By Michael Nettleton
I’ve always been a skeptic. I was that kid in Sunday
school whose parent were most likely to get a call saying “It would be a good
idea if you came and took Michael home.”
Not that I went out of my way to be disruptive. It’s just
that I tended to blurt out questions that made the Sunday school teacher get
that “deer in the headlights” look and raise his eyes to heaven for help.
Questions like “Adam and Eve were the first and only people on earth. They had
sons. Where did the sons’ wives come from?” and “Noah put two of every living
thing in the ark and they stayed there for forty days and forty nights. Didn’t
it really smell in there?” The “God works in mysterious ways” answer never
quite cut it with the 9 year-old me.
Maybe it’s the imminent threat of the Corona virus or
just my advancing age, but lately, I’ve been thinking more and more about God
and Pascal’s wager.
Blaise Pascal was a seventeenth century philosopher, mathematician,
and physicist.

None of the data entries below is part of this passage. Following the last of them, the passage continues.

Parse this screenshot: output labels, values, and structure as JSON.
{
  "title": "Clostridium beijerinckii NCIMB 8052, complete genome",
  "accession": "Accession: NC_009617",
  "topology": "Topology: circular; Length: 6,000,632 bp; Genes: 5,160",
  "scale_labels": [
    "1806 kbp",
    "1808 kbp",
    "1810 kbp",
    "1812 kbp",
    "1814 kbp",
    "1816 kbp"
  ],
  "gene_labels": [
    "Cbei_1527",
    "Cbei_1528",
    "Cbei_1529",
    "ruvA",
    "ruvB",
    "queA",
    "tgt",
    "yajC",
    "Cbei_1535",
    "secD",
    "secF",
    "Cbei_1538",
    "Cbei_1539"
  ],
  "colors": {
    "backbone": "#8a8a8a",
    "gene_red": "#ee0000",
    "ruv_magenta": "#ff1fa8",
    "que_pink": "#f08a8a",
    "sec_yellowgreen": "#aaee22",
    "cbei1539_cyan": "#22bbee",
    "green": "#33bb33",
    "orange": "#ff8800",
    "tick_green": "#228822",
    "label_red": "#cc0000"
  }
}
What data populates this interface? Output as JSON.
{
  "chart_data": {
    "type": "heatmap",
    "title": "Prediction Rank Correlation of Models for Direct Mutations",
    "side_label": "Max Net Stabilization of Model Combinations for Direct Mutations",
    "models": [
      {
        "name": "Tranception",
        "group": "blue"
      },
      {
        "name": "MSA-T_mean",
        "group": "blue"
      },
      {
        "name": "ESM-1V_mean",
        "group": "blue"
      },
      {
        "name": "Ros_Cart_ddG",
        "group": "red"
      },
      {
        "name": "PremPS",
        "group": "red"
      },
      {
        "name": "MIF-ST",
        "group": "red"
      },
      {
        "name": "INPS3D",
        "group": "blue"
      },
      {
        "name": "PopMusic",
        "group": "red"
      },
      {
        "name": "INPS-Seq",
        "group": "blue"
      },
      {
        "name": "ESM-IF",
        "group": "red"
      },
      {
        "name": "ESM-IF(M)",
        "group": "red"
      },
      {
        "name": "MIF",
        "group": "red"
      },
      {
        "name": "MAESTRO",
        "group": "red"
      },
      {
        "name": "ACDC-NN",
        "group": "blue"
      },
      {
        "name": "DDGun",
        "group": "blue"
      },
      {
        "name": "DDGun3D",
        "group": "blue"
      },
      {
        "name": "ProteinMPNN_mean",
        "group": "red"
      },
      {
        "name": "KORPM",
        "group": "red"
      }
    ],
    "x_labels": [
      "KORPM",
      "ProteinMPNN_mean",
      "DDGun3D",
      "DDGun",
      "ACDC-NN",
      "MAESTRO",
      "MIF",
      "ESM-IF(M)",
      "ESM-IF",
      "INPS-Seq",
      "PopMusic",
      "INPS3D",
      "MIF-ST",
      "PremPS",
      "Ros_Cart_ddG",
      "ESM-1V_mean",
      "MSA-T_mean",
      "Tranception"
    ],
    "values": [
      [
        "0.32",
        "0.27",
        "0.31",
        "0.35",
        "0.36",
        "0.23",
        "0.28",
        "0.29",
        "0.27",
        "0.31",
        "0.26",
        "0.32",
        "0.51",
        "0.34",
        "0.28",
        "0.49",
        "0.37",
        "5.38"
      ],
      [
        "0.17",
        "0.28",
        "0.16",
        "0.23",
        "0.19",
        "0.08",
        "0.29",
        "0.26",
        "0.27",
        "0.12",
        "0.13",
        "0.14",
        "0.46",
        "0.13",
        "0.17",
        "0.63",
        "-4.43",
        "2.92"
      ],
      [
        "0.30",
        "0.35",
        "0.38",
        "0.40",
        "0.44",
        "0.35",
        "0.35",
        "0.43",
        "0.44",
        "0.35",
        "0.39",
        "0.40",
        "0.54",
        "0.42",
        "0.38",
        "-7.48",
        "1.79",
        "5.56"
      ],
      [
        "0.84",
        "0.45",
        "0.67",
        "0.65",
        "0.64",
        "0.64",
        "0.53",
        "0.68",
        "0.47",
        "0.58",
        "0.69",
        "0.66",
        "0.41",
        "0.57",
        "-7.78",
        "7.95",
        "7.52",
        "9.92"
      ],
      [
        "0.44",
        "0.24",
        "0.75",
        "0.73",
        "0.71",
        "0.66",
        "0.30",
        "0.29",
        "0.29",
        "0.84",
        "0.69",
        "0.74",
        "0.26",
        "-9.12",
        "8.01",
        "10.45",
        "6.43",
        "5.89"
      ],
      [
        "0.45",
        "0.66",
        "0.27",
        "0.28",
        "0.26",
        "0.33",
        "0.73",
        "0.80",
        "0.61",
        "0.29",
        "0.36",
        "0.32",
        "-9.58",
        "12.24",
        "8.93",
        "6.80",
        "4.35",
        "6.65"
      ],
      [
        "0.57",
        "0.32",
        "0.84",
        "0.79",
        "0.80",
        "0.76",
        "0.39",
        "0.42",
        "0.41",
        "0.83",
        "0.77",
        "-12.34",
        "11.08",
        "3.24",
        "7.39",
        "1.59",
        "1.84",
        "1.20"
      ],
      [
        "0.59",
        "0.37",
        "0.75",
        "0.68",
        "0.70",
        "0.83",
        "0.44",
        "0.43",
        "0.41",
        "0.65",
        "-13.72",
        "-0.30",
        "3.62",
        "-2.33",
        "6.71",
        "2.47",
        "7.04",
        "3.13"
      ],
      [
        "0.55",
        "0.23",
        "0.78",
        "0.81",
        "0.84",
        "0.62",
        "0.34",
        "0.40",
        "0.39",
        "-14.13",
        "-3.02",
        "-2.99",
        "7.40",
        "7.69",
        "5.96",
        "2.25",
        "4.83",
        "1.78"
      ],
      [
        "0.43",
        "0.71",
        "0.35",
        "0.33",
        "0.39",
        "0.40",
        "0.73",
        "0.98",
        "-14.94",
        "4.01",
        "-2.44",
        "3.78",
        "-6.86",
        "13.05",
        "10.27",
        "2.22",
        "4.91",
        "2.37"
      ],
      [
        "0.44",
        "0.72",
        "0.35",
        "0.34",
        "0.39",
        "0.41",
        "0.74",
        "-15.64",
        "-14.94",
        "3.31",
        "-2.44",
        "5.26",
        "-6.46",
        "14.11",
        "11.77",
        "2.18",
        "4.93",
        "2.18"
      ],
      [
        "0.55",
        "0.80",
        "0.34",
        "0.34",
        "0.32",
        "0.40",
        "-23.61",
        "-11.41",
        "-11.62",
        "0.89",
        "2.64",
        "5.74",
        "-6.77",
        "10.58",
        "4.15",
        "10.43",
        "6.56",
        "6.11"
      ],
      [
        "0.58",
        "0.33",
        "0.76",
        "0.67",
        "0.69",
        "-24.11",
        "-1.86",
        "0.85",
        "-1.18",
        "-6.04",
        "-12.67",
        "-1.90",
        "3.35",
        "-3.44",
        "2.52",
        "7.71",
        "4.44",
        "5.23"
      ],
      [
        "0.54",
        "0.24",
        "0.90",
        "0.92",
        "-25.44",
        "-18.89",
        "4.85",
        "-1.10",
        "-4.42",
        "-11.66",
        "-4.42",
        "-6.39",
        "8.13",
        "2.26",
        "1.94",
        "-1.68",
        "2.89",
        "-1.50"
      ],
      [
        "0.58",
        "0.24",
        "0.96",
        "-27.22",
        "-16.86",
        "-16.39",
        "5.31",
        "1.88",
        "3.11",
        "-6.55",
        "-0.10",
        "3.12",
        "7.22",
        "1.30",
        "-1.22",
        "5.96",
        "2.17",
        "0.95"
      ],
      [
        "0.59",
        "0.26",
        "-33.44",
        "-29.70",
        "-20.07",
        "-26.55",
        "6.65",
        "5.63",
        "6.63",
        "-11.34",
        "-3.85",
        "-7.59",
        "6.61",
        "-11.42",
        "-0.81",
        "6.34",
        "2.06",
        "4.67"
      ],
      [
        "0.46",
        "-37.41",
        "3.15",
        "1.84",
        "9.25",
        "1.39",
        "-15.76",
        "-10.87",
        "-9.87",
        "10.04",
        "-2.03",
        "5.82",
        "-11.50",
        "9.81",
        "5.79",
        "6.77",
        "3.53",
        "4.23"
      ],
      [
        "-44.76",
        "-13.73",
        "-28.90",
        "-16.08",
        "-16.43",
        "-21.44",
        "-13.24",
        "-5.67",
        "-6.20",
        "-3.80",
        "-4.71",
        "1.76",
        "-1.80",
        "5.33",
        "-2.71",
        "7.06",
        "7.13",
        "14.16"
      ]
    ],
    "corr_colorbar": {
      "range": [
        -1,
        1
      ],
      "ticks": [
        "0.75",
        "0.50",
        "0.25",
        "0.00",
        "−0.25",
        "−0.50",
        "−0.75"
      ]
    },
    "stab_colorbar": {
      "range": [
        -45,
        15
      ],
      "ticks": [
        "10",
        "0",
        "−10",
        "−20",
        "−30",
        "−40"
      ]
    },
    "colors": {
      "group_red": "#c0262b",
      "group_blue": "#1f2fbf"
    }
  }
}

He proposed that a rational person should live as though God
exists and seek to believe. If God does not actually exist, such a person will
have only a finite loss (some pleasures, luxury, etc.), whereas he stands to
receive infinite gains (as represented by eternity in Heaven) and avoid infinite
losses (eternity in Hell). This was the Christian God Pascal had in mind, but
other religions advance similar propositions.
All righty then. Simple enough. Except . . . To tell
yourself you believe in God is to suspend the disbelief that comes with being a
rational, logical, thinking human being. Who, if you believe, God created the
brain that helps you reason things out. And
if you profess to believe in God, when deep down you don’t, and it turns out he
does indeed sit on a golden throne with a flowing white beard and a retinue of
angels, won’t he take points off for insincerity? Only one person (is a deity a
person?) to pose this question to and that’s the big Kahuna himself. Or
possibly herself. And, to be honest, I
feel funny about praying to either gender, when I can’t find any definitive
proof of their presence up in the clouds somewhere. After all, God didn’t
answer any of my prayers when I was nine. Ronnie Flanagan, the neighborhood
bully never got hit by a bolt of lightning. My parents never came into a
gazillion dollars so my mom could quit working her fingers to the bone. My dog
Panda never quit chasing cars, even after getting hit and almost killed by one.
Perhaps God will read this blog and leave answers in
the comments section. I’ll just pose the rest of this as a series of questions.
1.
Why did you let the election of 2016 come out
the way it did? Could this guy actually be your representative on earth like
some people believe? On which day of creation did you come up with liquid
tanning products? Aren’t the things he says and does supposed to send you
straight to hell, do not pass go, do not collect $200?
2.
If I’ve been a sinner (and we all are) and I
don’t worship you during my entire life until the final 10 seconds before I
pass into the next world, but if I profess to be a believer at the end, will I ascend
to the same heaven as Jim Baker, who spent a lifetime fleecing his followers in
your name and is now hawking a bogus Corona virus cure to make money to fuel
his limo?
3.
Do you really take sides for fans of one team or
the other in NFL football games? How about hockey?
4.
Are you really that easily flattered? Do the
people who constantly sing your praises and drop your name into every conversation
really have an inside line to your Kingdom?
5.
Of all of the hundreds (or is it thousands) of
religions that exist worldwide, could it be possible that only one of them is
on the money? And what are the chances that it’s only one narrow interpretation
of that religion?
6.
Where did Adam and Eve’s sons find wives? (This
one’s bothered me since I was frog-marched out of Sunday school so many years
ago.) A tip. The “God works in mysterious ways” still doesn’t track with me.
Well I’ll post this
now and wait to read your feedback in the comments section. If you respond,
perhaps I’ll take Pascal’s wager and start believing. Then I could start
praying again. After all Ronnie Flanagan’s probably still out there beating up
people and stealing their lunch money.